Setelah selesai mengelap semuanya sampai bersih, Pradita memanggil Pak Usep untuk mengecek barang-barang laboratorium yang habis ia pakai sesuai dengan tabel yang ada di depan lemari. Jadi, setiap anak memiliki meja masing-masing dan harus menjaga barang-barang yang sudah dipakai, jangan sampai ada yang rusak atau hilang karena itu adalah milik sekolah.

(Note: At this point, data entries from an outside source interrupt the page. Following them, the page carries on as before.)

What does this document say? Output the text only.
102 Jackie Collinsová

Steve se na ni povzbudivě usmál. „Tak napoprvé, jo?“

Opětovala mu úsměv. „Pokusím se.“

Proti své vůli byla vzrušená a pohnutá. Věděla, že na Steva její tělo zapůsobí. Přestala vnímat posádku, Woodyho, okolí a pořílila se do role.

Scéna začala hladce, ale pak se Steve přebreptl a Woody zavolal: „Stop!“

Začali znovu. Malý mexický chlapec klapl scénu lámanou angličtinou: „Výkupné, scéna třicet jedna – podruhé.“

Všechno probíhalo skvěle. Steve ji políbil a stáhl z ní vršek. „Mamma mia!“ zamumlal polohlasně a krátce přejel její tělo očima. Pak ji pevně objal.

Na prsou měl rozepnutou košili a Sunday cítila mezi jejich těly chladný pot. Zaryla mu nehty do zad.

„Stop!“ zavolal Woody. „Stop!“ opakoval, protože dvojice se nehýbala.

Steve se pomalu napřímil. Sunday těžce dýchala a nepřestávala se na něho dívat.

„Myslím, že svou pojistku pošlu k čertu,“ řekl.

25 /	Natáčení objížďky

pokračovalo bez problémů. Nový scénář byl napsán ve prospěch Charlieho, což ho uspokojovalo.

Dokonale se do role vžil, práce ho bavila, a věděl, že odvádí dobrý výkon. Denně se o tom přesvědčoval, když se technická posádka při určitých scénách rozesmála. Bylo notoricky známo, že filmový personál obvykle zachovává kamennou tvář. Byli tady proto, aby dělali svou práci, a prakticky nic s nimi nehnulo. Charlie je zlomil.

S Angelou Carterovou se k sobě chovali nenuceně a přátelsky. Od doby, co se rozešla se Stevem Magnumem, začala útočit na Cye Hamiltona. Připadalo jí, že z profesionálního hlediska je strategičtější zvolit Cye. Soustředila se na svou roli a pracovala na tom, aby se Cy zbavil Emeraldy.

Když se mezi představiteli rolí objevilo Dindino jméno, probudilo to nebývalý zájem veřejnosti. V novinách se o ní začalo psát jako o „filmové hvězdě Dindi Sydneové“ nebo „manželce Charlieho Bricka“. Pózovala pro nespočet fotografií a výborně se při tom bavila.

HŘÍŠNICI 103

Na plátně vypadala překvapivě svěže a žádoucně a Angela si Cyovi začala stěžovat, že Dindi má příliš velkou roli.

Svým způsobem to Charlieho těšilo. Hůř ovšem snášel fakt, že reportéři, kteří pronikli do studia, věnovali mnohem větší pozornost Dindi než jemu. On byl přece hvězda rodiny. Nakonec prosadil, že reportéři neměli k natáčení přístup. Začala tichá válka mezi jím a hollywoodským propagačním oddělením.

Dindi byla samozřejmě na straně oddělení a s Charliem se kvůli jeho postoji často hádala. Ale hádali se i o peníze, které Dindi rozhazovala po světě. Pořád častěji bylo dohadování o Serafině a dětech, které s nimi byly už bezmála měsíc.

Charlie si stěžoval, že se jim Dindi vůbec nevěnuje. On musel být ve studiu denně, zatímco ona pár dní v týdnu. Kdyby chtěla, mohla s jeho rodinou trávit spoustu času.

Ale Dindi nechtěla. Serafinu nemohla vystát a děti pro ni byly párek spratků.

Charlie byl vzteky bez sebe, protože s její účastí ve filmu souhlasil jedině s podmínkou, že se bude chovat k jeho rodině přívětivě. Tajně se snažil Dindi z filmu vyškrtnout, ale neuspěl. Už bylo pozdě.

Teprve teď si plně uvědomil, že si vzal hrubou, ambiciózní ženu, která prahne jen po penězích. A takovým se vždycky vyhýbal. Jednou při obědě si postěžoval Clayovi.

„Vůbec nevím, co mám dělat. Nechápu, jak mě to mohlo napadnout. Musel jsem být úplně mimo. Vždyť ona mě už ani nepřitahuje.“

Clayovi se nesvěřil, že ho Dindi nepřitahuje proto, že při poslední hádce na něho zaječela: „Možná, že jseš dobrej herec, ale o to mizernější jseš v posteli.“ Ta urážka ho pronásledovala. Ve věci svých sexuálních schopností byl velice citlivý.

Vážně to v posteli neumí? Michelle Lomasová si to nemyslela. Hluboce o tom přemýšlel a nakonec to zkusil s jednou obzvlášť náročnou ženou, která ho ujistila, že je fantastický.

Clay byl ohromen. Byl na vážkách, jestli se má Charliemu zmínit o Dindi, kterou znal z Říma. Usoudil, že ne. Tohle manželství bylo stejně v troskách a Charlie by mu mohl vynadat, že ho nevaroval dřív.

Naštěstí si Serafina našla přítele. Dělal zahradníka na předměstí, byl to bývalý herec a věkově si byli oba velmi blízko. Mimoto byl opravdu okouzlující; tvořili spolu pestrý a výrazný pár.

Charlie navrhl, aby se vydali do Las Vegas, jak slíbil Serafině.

Pak Usep menyebut nama-nama benda satu per satu dan kemudian setelah semuanya lengkap, ia pun menutup lemari itu dan menguncinya. Pradita mengangkat tasnya dan berjalan keluar dari laboratorium.
Regi dan Lintang baru saja keluar dari pekarangan laboratorium resep. Pradita sengaja berlama-lama supaya ia tidak perlu dekat-dekat dengan kedua makhluk menyebalkan itu.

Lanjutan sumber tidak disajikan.